(56a) Past and Future of Modeling and Simulation for Plasma Processing

A pervasive feature of plasma processing is the great disparity of length and time scales that must be treated. Length scales range from the reactor (10s of cm), to the sheath (100s of microns), to the surface features (nm), to the lattice spacing (Angstroms). Time scales range from events happening on the surface right after ion bombardment (ps), to the plasma frequency (ns), to the gas residence time (10s of ms), to surface profile evolution (min). Judicious approximations must be made to ?separate? these disparate processes. At the same time, intimate ?two-way? coupling among some of these processes can make the problem extremely complicated.

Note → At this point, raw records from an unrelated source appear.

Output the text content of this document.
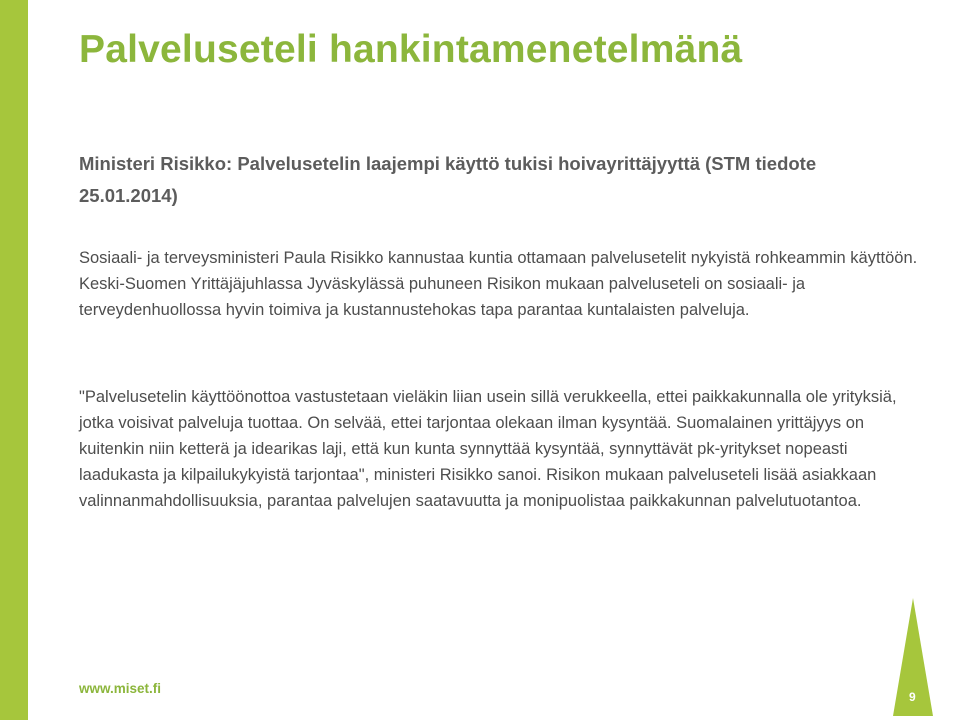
Palveluseteli hankintamenetelmänä

Ministeri Risikko: Palvelusetelin laajempi käyttö tukisi hoivayrittäjyyttä (STM tiedote 25.01.2014)

Sosiaali- ja terveysministeri Paula Risikko kannustaa kuntia ottamaan palvelusetelit nykyistä rohkeammin käyttöön. Keski-Suomen Yrittäjäjuhlassa Jyväskylässä puhuneen Risikon mukaan palveluseteli on sosiaali- ja terveydenhuollossa hyvin toimiva ja kustannustehokas tapa parantaa kuntalaisten palveluja.

"Palvelusetelin käyttöönottoa vastustetaan vieläkin liian usein sillä verukkeella, ettei paikkakunnalla ole yrityksiä, jotka voisivat palveluja tuottaa. On selvää, ettei tarjontaa olekaan ilman kysyntää. Suomalainen yrittäjyys on kuitenkin niin ketterä ja idearikas laji, että kun kunta synnyttää kysyntää, synnyttävät pk-yritykset nopeasti laadukasta ja kilpailukykyistä tarjontaa", ministeri Risikko sanoi. Risikon mukaan palveluseteli lisää asiakkaan valinnanmahdollisuuksia, parantaa palvelujen saatavuutta ja monipuolistaa paikkakunnan palvelutuotantoa.

www.miset.fi
9
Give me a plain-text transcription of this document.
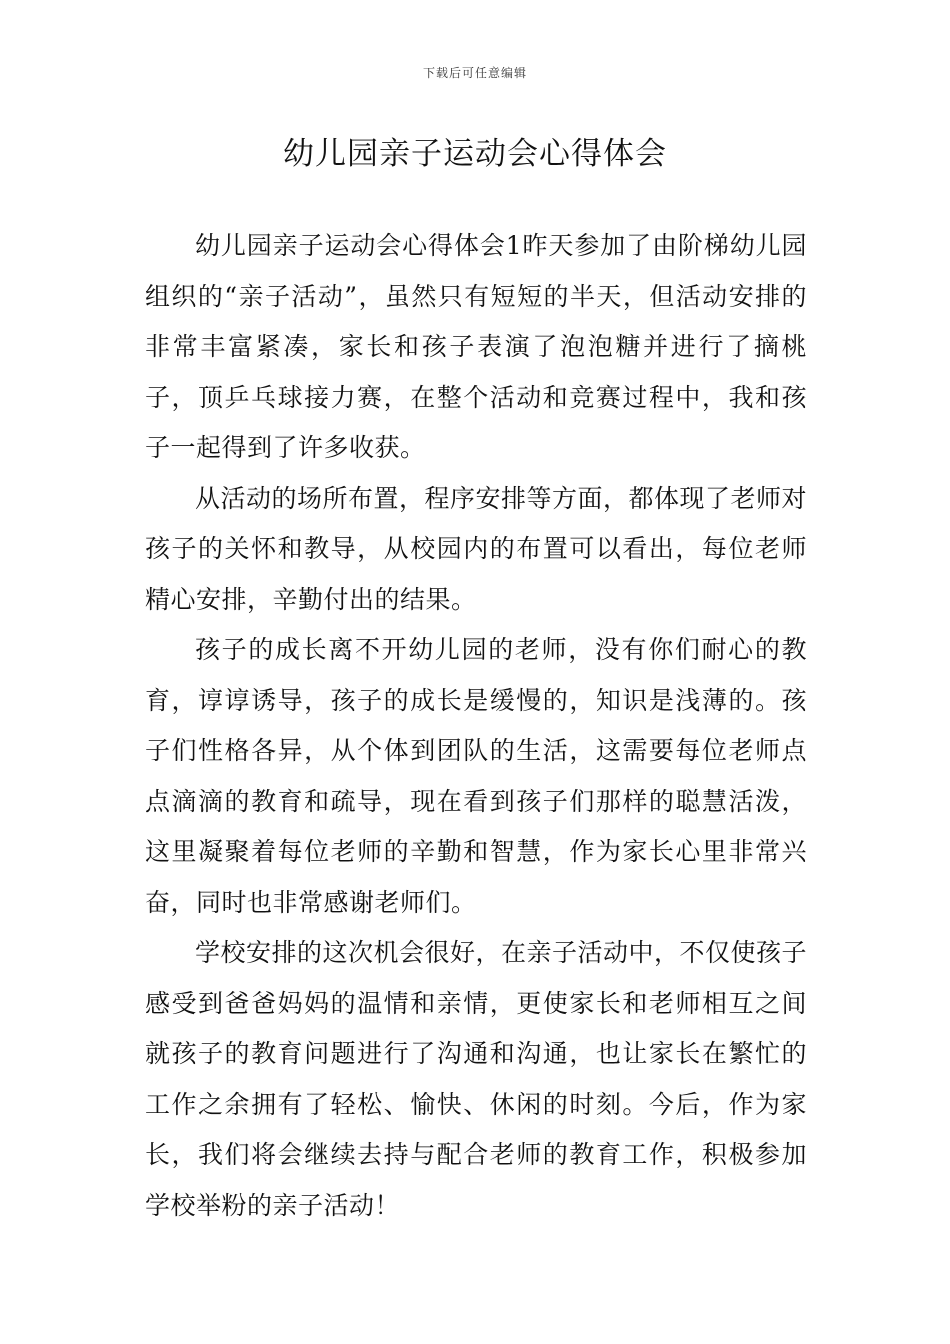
下载后可任意编辑
幼儿园亲子运动会心得体会

幼儿园亲子运动会心得体会1昨天参加了由阶梯幼儿园组织的“亲子活动”，虽然只有短短的半天，但活动安排的非常丰富紧凑，家长和孩子表演了泡泡糖并进行了摘桃子，顶乒乓球接力赛，在整个活动和竞赛过程中，我和孩子一起得到了许多收获。

从活动的场所布置，程序安排等方面，都体现了老师对孩子的关怀和教导，从校园内的布置可以看出，每位老师精心安排，辛勤付出的结果。

孩子的成长离不开幼儿园的老师，没有你们耐心的教育，谆谆诱导，孩子的成长是缓慢的，知识是浅薄的。孩子们性格各异，从个体到团队的生活，这需要每位老师点点滴滴的教育和疏导，现在看到孩子们那样的聪慧活泼，这里凝聚着每位老师的辛勤和智慧，作为家长心里非常兴奋，同时也非常感谢老师们。

学校安排的这次机会很好，在亲子活动中，不仅使孩子感受到爸爸妈妈的温情和亲情，更使家长和老师相互之间就孩子的教育问题进行了沟通和沟通，也让家长在繁忙的工作之余拥有了轻松、愉快、休闲的时刻。今后，作为家长，我们将会继续去持与配合老师的教育工作，积极参加学校举粉的亲子活动！
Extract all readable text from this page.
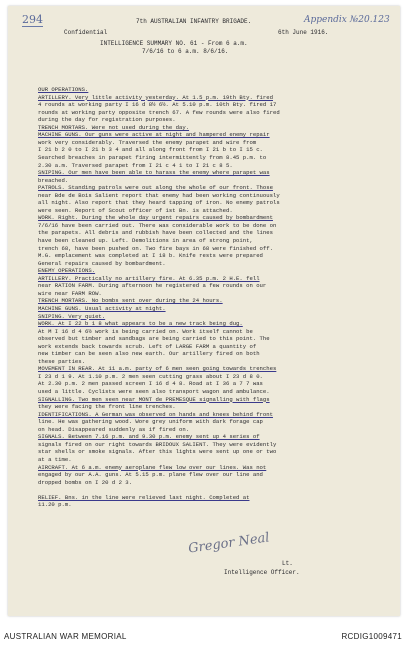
294	7th AUSTRALIAN INFANTRY BRIGADE.	Appendix №20.123
Confidential	6th June 1916.
INTELLIGENCE SUMMARY NO. 61 - From 6 a.m.
7/6/16 to 6 a.m. 8/6/16.
OUR OPERATIONS.
ARTILLERY. Very little activity yesterday. At 1.5 p.m. 19th Bty. fired
4 rounds at working party I 16 d 8½ 6½. At 5.10 p.m. 10th Bty. fired 17
rounds at working party opposite trench 67. A few rounds were also fired
during the day for registration purposes.
TRENCH MORTARS. Were not used during the day.
MACHINE GUNS. Our guns were active at night and hampered enemy repair
work very considerably. Traversed the enemy parapet and wire from
I 21 b 2 0 to I 21 b 3 4 and all along front from I 21 b to I 15 c.
Searched breaches in parapet firing intermittently from 8.45 p.m. to
2.30 a.m. Traversed parapet from I 21 c 4 1 to I 21 c 8 5.
SNIPING. Our men have been able to harass the enemy where parapet was
breached.
PATROLS. Standing patrols were out along the whole of our front. Those
near Bde de Bois Salient report that enemy had been working continuously
all night. Also report that they heard tapping of iron. No enemy patrols
were seen. Report of Scout officer of 1st Bn. is attached.
WORK. Right. During the whole day urgent repairs caused by bombardment
7/6/16 have been carried out. There was considerable work to be done on
the parapets. All debris and rubbish have been collected and the lines
have been cleaned up. Left. Demolitions in area of strong point,
trench 68, have been pushed on. Two fire bays in 68 were finished off.
M.G. emplacement was completed at I 18 b. Knife rests were prepared
General repairs caused by bombardment.
ENEMY OPERATIONS.
ARTILLERY. Practically no artillery fire. At 6.35 p.m. 2 H.E. fell
near RATION FARM. During afternoon he registered a few rounds on our
wire near FARM ROW.
TRENCH MORTARS. No bombs sent over during the 24 hours.
MACHINE GUNS. Usual activity at night.
SNIPING. Very quiet.
WORK. At I 22 b 1 8 what appears to be a new track being dug.
At M I 16 d 4 6½ work is being carried on. Work itself cannot be
observed but timber and sandbags are being carried to this point. The
work extends back towards scrub. Left of LARGE FARM a quantity of
new timber can be seen also new earth. Our artillery fired on both
these parties.
MOVEMENT IN REAR. At 11 a.m. party of 6 men seen going towards trenches
I 23 d 1 9. At 1.10 p.m. 2 men seen cutting grass about I 23 d 8 0.
At 2.30 p.m. 2 men passed screen I 16 d 4 8. Road at I 36 a 7 7 was
used a little. Cyclists were seen also transport wagon and ambulance.
SIGNALLING. Two men seen near MONT de PREMESQUE signalling with flags
they were facing the front line trenches.
IDENTIFICATIONS. A German was observed on hands and knees behind front
line. He was gathering wood. Wore grey uniform with dark forage cap
on head. Disappeared suddenly as if fired on.
SIGNALS. Between 7.16 p.m. and 9.30 p.m. enemy sent up 4 series of
signals fired on our right towards BRIDOUX SALIENT. They were evidently
star shells or smoke signals. After this lights were sent up one or two
at a time.
AIRCRAFT. At 6 a.m. enemy aeroplane flew low over our lines. Was not
engaged by our A.A. guns. At 5.15 p.m. plane flew over our line and
dropped bombs on I 20 d 2 3.
RELIEF. Bns. in the line were relieved last night. Completed at
11.20 p.m.
Gregor Neal
Lt.
Intelligence Officer.
AUSTRALIAN WAR MEMORIAL	RCDIG1009471
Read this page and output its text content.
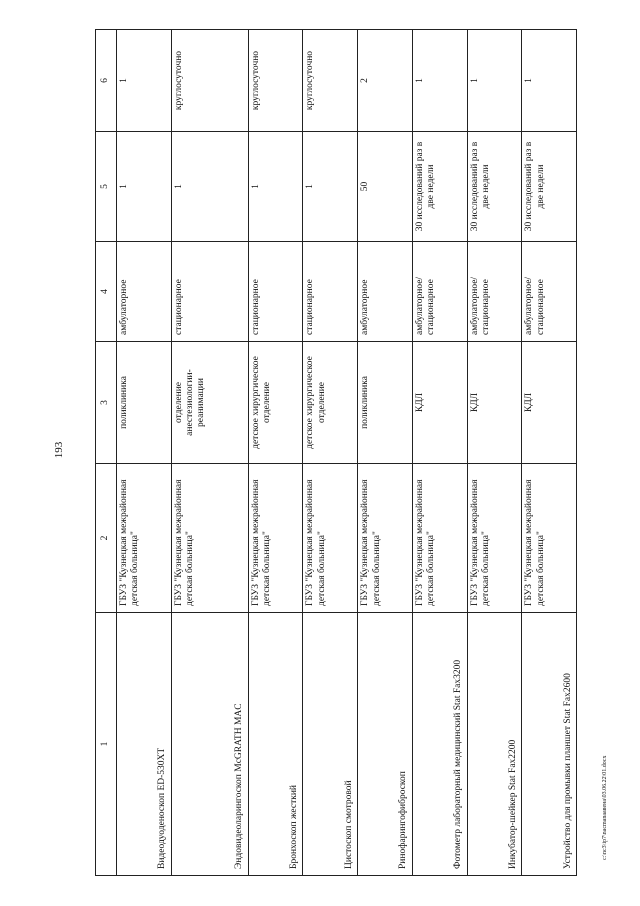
193
1	2	3	4	5	6
Видеодуоденоскоп ED-530XT	ГБУЗ "Кузнецкая межрайонная детская больница"	поликлиника	амбулаторное	1	1
Эндовидеоларингоскоп McGRATH MAC	ГБУЗ "Кузнецкая межрайонная детская больница"	отделение анестезиологии-реанимации	стационарное	1	круглосуточно
Бронхоскоп жесткий	ГБУЗ "Кузнецкая межрайонная детская больница"	детское хирургическое отделение	стационарное	1	круглосуточно
Цистоскоп смотровой	ГБУЗ "Кузнецкая межрайонная детская больница"	детское хирургическое отделение	стационарное	1	круглосуточно
Ринофарингофиброскоп	ГБУЗ "Кузнецкая межрайонная детская больница"	поликлиника	амбулаторное	50	2
Фотометр лабораторный медицинский Stat Fax3200	ГБУЗ "Кузнецкая межрайонная детская больница"	КДЛ	амбулаторное/ стационарное	30 исследований раз в две недели	1
Инкубатор-шейкер Stat Fax2200	ГБУЗ "Кузнецкая межрайонная детская больница"	КДЛ	амбулаторное/ стационарное	30 исследований раз в две недели	1
Устройство для промывки планшет Stat Fax2600	ГБУЗ "Кузнецкая межрайонная детская больница"	КДЛ	амбулаторное/ стационарное	30 исследований раз в две недели	1
c:\nc3\ip7\nacmanaaвена\03.06.22\01.docx
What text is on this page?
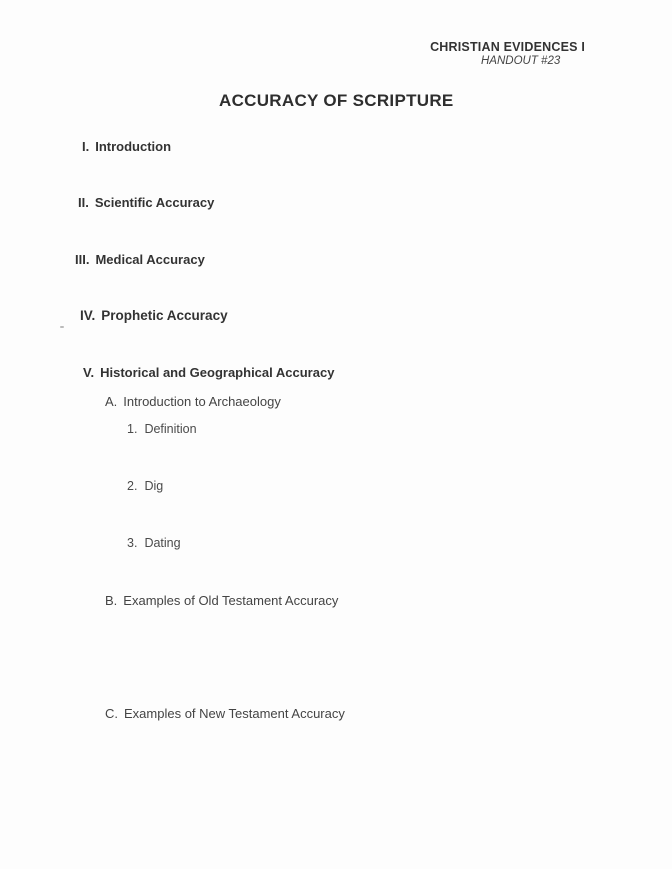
CHRISTIAN EVIDENCES I
HANDOUT #23
ACCURACY OF SCRIPTURE
I. Introduction
II. Scientific Accuracy
III. Medical Accuracy
IV. Prophetic Accuracy
V. Historical and Geographical Accuracy
A. Introduction to Archaeology
1. Definition
2. Dig
3. Dating
B. Examples of Old Testament Accuracy
C. Examples of New Testament Accuracy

Over the past 25 years, plasma reactor modeling and simulation has evolved from low-dimensional (0-D and 1-D) models with almost no chemistry, to full 3-D simulations including electromagnetics and fairly realistic chemistries. Similarly, feature profile evolution simulations have progressed from the rather primitive ?string model? to full 3-D Monte Carlo-based simulations. At the same time, molecular simulations (primarily Molecular Dynamics) have provided a wealth of information on surface processes influenced by energetic ion bombardment.

This paper will review the progress made in modeling and simulation of plasma processes over the years and discuss the challenges that are facing the field moving forward.